The complement cascade plays a pivotal role in both innate and adaptive immune systems. It is responsible for recognizing and eliminating pathogens and damaged cells.
Complement proteins are produced primarily by the liver and circulate in the blood and through the body’s tissues. The complement cascade may be activated through three principal pathways, known as the classical, lectin, and alternative pathways, all of which converge at C3. The C3 protein enables three principal immune responses: opsonization, inflammation and formation of the membrane attack complex. When C3 is activated, C3 fragments, such as C3b, tag cell surfaces in a process called opsonization, which marks the cells for removal from tissues or the bloodstream. Two other fragments, C3a and C5a, are released, contributing to inflammation in the surrounding tissues. Further complement activation causes membrane attack complex formation on cell surfaces, piercing holes and causing cells to lyse, or rupture.
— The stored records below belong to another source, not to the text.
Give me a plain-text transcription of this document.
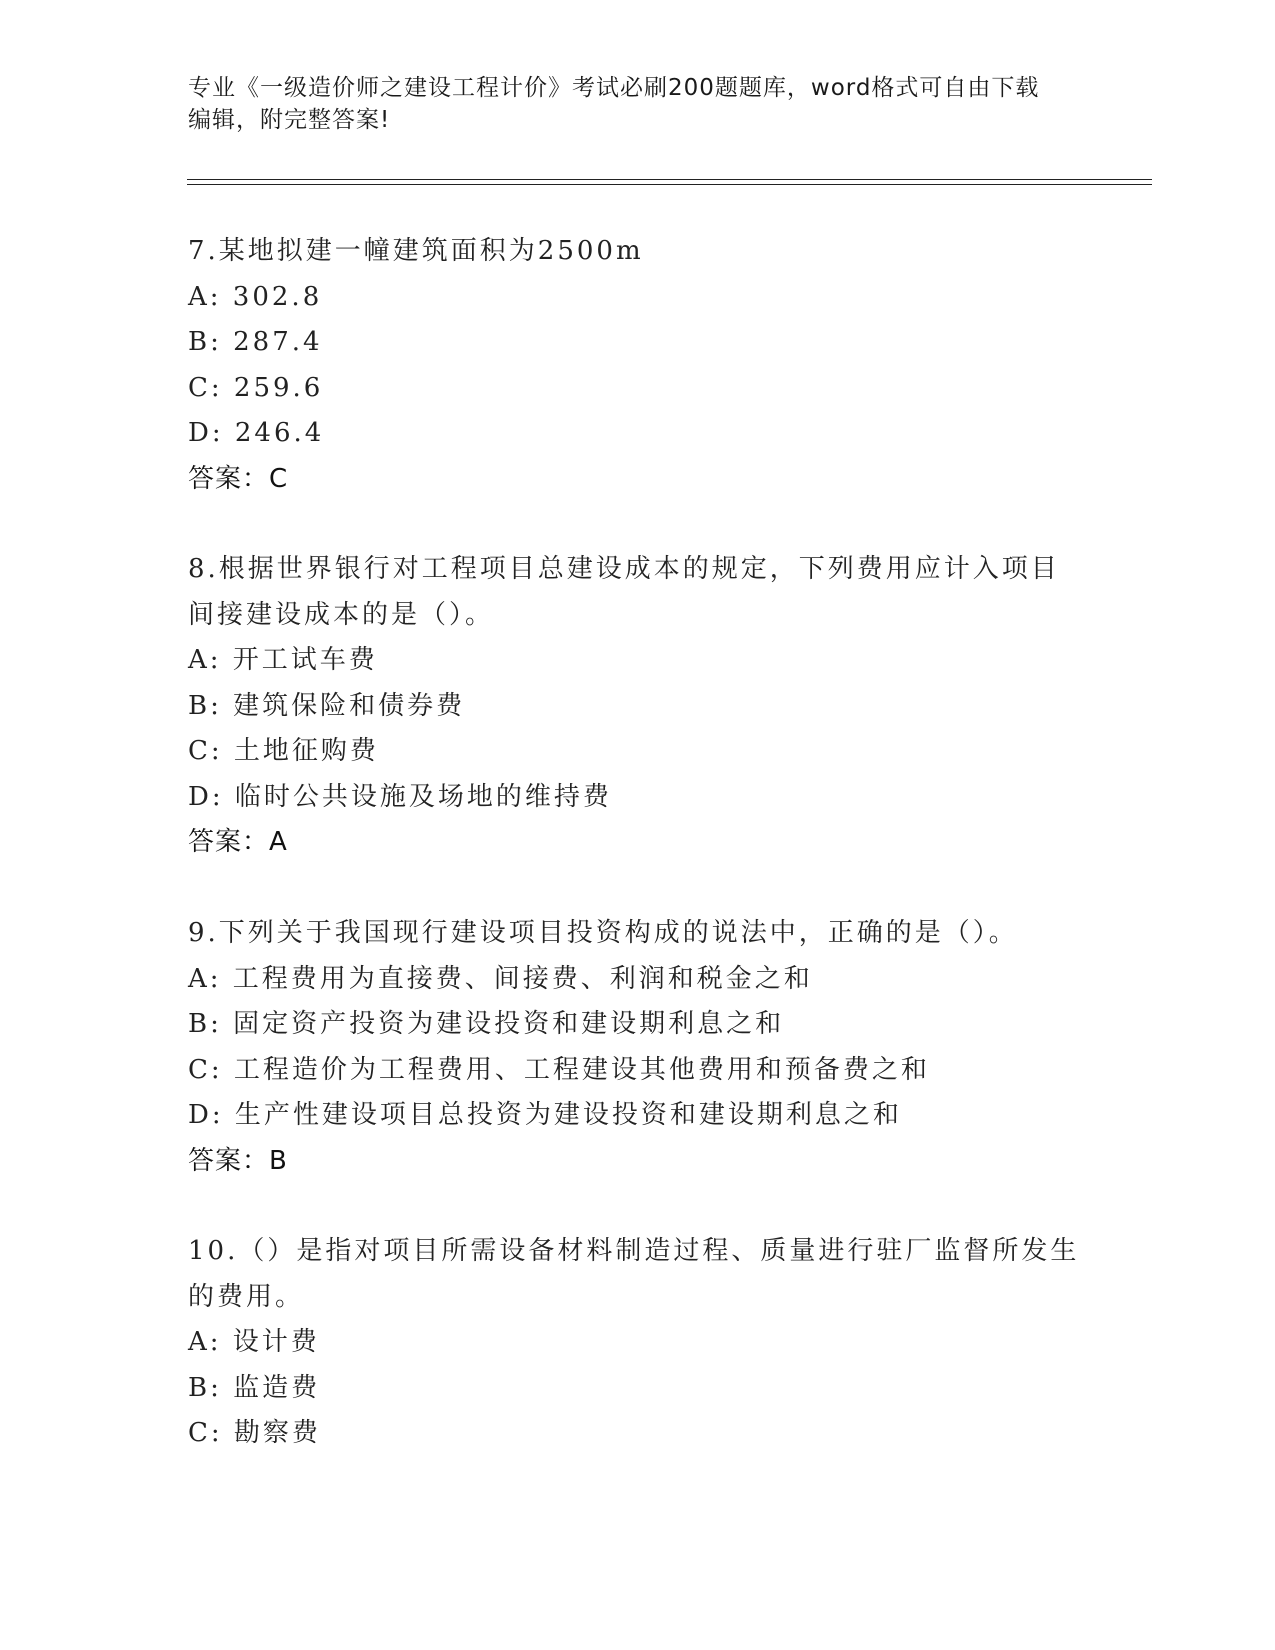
专业《一级造价师之建设工程计价》考试必刷200题题库，word格式可自由下载
编辑，附完整答案!
7.某地拟建一幢建筑面积为2500m
A: 302.8
B: 287.4
C: 259.6
D: 246.4
答案：C
8.根据世界银行对工程项目总建设成本的规定，下列费用应计入项目
间接建设成本的是（）。
A: 开工试车费
B: 建筑保险和债券费
C: 土地征购费
D: 临时公共设施及场地的维持费
答案：A
9.下列关于我国现行建设项目投资构成的说法中，正确的是（）。
A: 工程费用为直接费、间接费、利润和税金之和
B: 固定资产投资为建设投资和建设期利息之和
C: 工程造价为工程费用、工程建设其他费用和预备费之和
D: 生产性建设项目总投资为建设投资和建设期利息之和
答案：B
10.（）是指对项目所需设备材料制造过程、质量进行驻厂监督所发生
的费用。
A: 设计费
B: 监造费
C: 勘察费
Under conditions of excessive or uncontrolled activation, the complement cascade is believed to play a key role in the onset and progression of a broad range of serious diseases. In these diseases, the complement cascade acts directly through tissue destruction by the membrane attack complex and indirectly by signaling other elements of the immune system to inappropriately target otherwise healthy tissues. Because the contribution of complement activation to the development and progression of these diseases is not fully understood, it has been difficult to develop therapeutics that ameliorate the conditions contributing to these diseases by targeting only one of the complement activation pathways.
We have designed pegcetacoplan (APL-2) to target complement proteins centrally at the level of C3. We believe that this approach can regulate uncontrolled or excessive complement activation that occurs in several debilitating diseases, including those within hematology, ophthalmology, and nephrology. We believe that pegcetacoplan has the potential to be a best-in-class and first-in-class treatment that may address the limitations of existing treatment options or provide a treatment option where today there is none.